Une once de vanité gâte un quintal de mérite...

=--=Publié dans la Catégorie "Humeurs Littéraires..."=--=

 

L'emportement et la colère des socialistes franchouillards (dont ils contaminent de leurs sinistres effluves la France entière) peut varier en fonction des circonstances et de leurs états d'âmes idéologiques, selon que les victimes de la terreur servent ou non leur stratégie compassionnelle ! 

De même qu'ils n'ont pas allumé de bougies pour les britanniques, ils n'ont pas fait scintiller la Tour Eiffel aux couleurs du pays de Dostoïevski. "Nous sommes tous américains"... mais apparemment pas russes. "Je suis Nice", mais pas Saint Petersbourg... pas même allemand pour les viols et attouchements à l'égard de le gente féminine de l'autre côté du Rhin un soir de Nouvel An. Je suis Charlie, mais pas Vladimir.
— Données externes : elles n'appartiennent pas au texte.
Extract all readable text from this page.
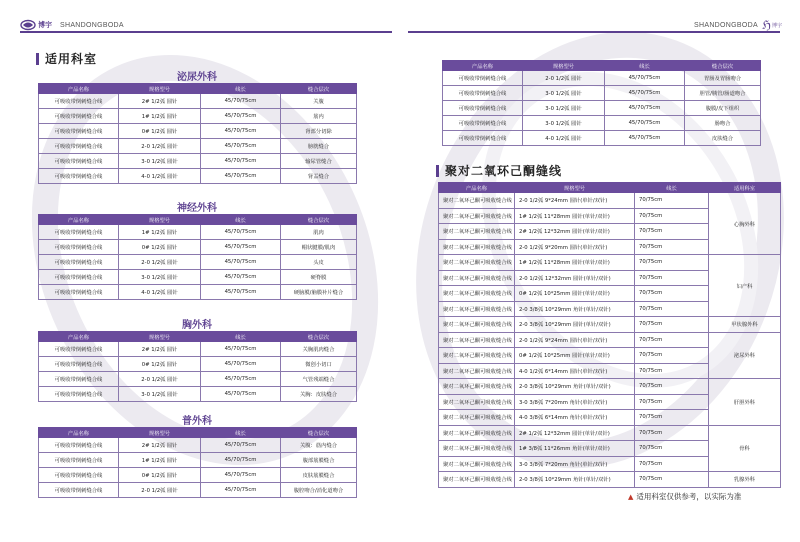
博宇 SHANDONGBODA	SHANDONGBODA ℌ 博宇
适用科室
泌尿外科
产品名称	规格型号	线长	缝合层次
可吸收带倒刺缝合线	2# 1/2弧 圆针	45/70/75cm	关腹
可吸收带倒刺缝合线	1# 1/2弧 圆针	45/70/75cm	筋内
可吸收带倒刺缝合线	0# 1/2弧 圆针	45/70/75cm	肾部分切除
可吸收带倒刺缝合线	2-0 1/2弧 圆针	45/70/75cm	膀胱缝合
可吸收带倒刺缝合线	3-0 1/2弧 圆针	45/70/75cm	输尿管缝合
可吸收带倒刺缝合线	4-0 1/2弧 圆针	45/70/75cm	肾盂缝合
神经外科
产品名称	规格型号	线长	缝合层次
可吸收带倒刺缝合线	1# 1/2弧 圆针	45/70/75cm	肌肉
可吸收带倒刺缝合线	0# 1/2弧 圆针	45/70/75cm	帽状腱膜/肌肉
可吸收带倒刺缝合线	2-0 1/2弧 圆针	45/70/75cm	头皮
可吸收带倒刺缝合线	3-0 1/2弧 圆针	45/70/75cm	硬脊膜
可吸收带倒刺缝合线	4-0 1/2弧 圆针	45/70/75cm	硬脑膜/脑膜补片缝合
胸外科
产品名称	规格型号	线长	缝合层次
可吸收带倒刺缝合线	2# 1/2弧 圆针	45/70/75cm	关胸肌肉缝合
可吸收带倒刺缝合线	0# 1/2弧 圆针	45/70/75cm	微创小切口
可吸收带倒刺缝合线	2-0 1/2弧 圆针	45/70/75cm	气管残端缝合
可吸收带倒刺缝合线	3-0 1/2弧 圆针	45/70/75cm	关胸：皮肤缝合
普外科
产品名称	规格型号	线长	缝合层次
可吸收带倒刺缝合线	2# 1/2弧 圆针	45/70/75cm	关腹：筋内缝合
可吸收带倒刺缝合线	1# 1/2弧 圆针	45/70/75cm	腹部筋膜缝合
可吸收带倒刺缝合线	0# 1/2弧 圆针	45/70/75cm	皮肤筋膜缝合
可吸收带倒刺缝合线	2-0 1/2弧 圆针	45/70/75cm	腹腔吻合/消化道吻合
产品名称	规格型号	线长	缝合层次
可吸收带倒刺缝合线	2-0 1/2弧 圆针	45/70/75cm	胃肠及胃肠吻合
可吸收带倒刺缝合线	3-0 1/2弧 圆针	45/70/75cm	胆管/胰管/肠道吻合
可吸收带倒刺缝合线	3-0 1/2弧 圆针	45/70/75cm	腹膜/皮下组织
可吸收带倒刺缝合线	3-0 1/2弧 圆针	45/70/75cm	肠吻合
可吸收带倒刺缝合线	4-0 1/2弧 圆针	45/70/75cm	皮肤缝合
聚对二氧环己酮缝线
产品名称	规格型号	线长	适用科室
聚对二氧环己酮可吸收缝合线	2-0 1/2弧 9*24mm 圆针(单针/双针)	70/75cm	心胸外科
聚对二氧环己酮可吸收缝合线	1# 1/2弧 11*28mm 圆针(单针/双针)	70/75cm	
聚对二氧环己酮可吸收缝合线	2# 1/2弧 12*32mm 圆针(单针/双针)	70/75cm	
聚对二氧环己酮可吸收缝合线	2-0 1/2弧 9*20mm 圆针(单针/双针)	70/75cm	
聚对二氧环己酮可吸收缝合线	1# 1/2弧 11*28mm 圆针(单针/双针)	70/75cm	妇产科
聚对二氧环己酮可吸收缝合线	2-0 1/2弧 12*32mm 圆针(单针/双针)	70/75cm	
聚对二氧环己酮可吸收缝合线	0# 1/2弧 10*25mm 圆针(单针/双针)	70/75cm	
聚对二氧环己酮可吸收缝合线	2-0 3/8弧 10*29mm 角针(单针/双针)	70/75cm	
聚对二氧环己酮可吸收缝合线	2-0 3/8弧 10*29mm 圆针(单针/双针)	70/75cm	甲状腺外科
聚对二氧环己酮可吸收缝合线	2-0 1/2弧 9*24mm 圆针(单针/双针)	70/75cm	泌尿外科
聚对二氧环己酮可吸收缝合线	0# 1/2弧 10*25mm 圆针(单针/双针)	70/75cm	
聚对二氧环己酮可吸收缝合线	4-0 1/2弧 6*14mm 圆针(单针/双针)	70/75cm	
聚对二氧环己酮可吸收缝合线	2-0 3/8弧 10*29mm 角针(单针/双针)	70/75cm	肝胆外科
聚对二氧环己酮可吸收缝合线	3-0 3/8弧 7*20mm 角针(单针/双针)	70/75cm	
聚对二氧环己酮可吸收缝合线	4-0 3/8弧 6*14mm 角针(单针/双针)	70/75cm	
聚对二氧环己酮可吸收缝合线	2# 1/2弧 12*32mm 圆针(单针/双针)	70/75cm	骨科
聚对二氧环己酮可吸收缝合线	1# 3/8弧 11*26mm 角针(单针/双针)	70/75cm	
聚对二氧环己酮可吸收缝合线	3-0 3/8弧 7*20mm 角针(单针/双针)	70/75cm	
聚对二氧环己酮可吸收缝合线	2-0 3/8弧 10*29mm 角针(单针/双针)	70/75cm	乳腺外科
▲ 适用科室仅供参考，以实际为准
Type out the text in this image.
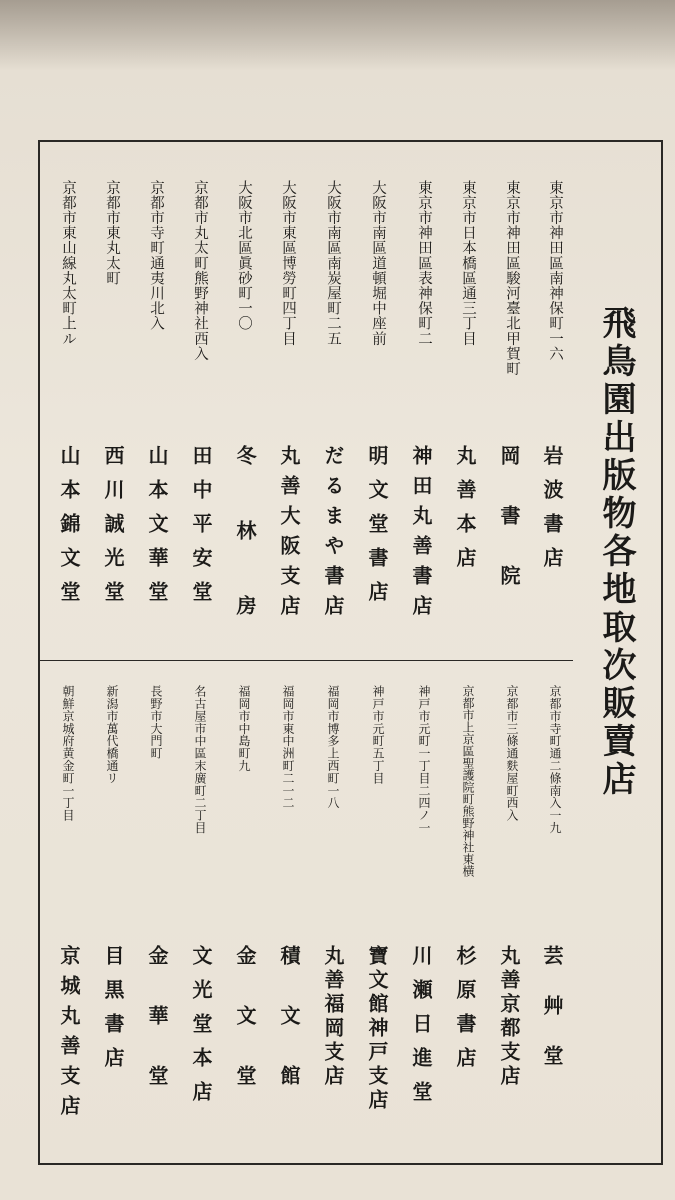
飛鳥園出版物各地取次販賣店
東京市神田區南神保町一六
岩波書店
東京市神田區駿河臺北甲賀町
岡書院
東京市日本橋區通三丁目
丸善本店
東京市神田區表神保町二
神田丸善書店
大阪市南區道頓堀中座前
明文堂書店
大阪市南區南炭屋町二五
だるまや書店
大阪市東區博勞町四丁目
丸善大阪支店
大阪市北區眞砂町一〇
冬林房
京都市丸太町熊野神社西入
田中平安堂
京都市寺町通夷川北入
山本文華堂
京都市東丸太町
西川誠光堂
京都市東山線丸太町上ル
山本錦文堂
京都市寺町通二條南入一九
芸艸堂
京都市三條通麩屋町西入
丸善京都支店
京都市上京區聖護院町熊野神社東横
杉原書店
神戸市元町一丁目二四ノ一
川瀬日進堂
神戸市元町五丁目
寶文館神戸支店
福岡市博多上西町一八
丸善福岡支店
福岡市東中洲町二一二
積文館
福岡市中島町九
金文堂
名古屋市中區末廣町二丁目
文光堂本店
長野市大門町
金華堂
新潟市萬代橋通リ
目黒書店
朝鮮京城府黄金町一丁目
京城丸善支店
En revanche ils sont persuadés, bien entendu, d'être désignés pour faire advenir notre époque.

Ils indiquent ainsi qu'ils vantent et magnfient leur gloriole et leur suffisance plutôt qu'ils n'honorrent les innocentes victimes...

Routine...

Un Proverbe persan affirme : “Une once de vanité gâte un quintal de mérite.” Si l'on considère le degré de vanité dont font preuve les socialistes français, on se demande ce qu'il peut bien leur rester comme supposé mérite. 
Elie Faure avait bien compris cela, lui qui écrivait dans "Découverte de l'archipel" : "La vanité et la crainte du ridicule sont les traits les plus saillants du caractère français. C'est étrange, à coup sûr, la vanité étant neuf fois sur dix la source du ridicule."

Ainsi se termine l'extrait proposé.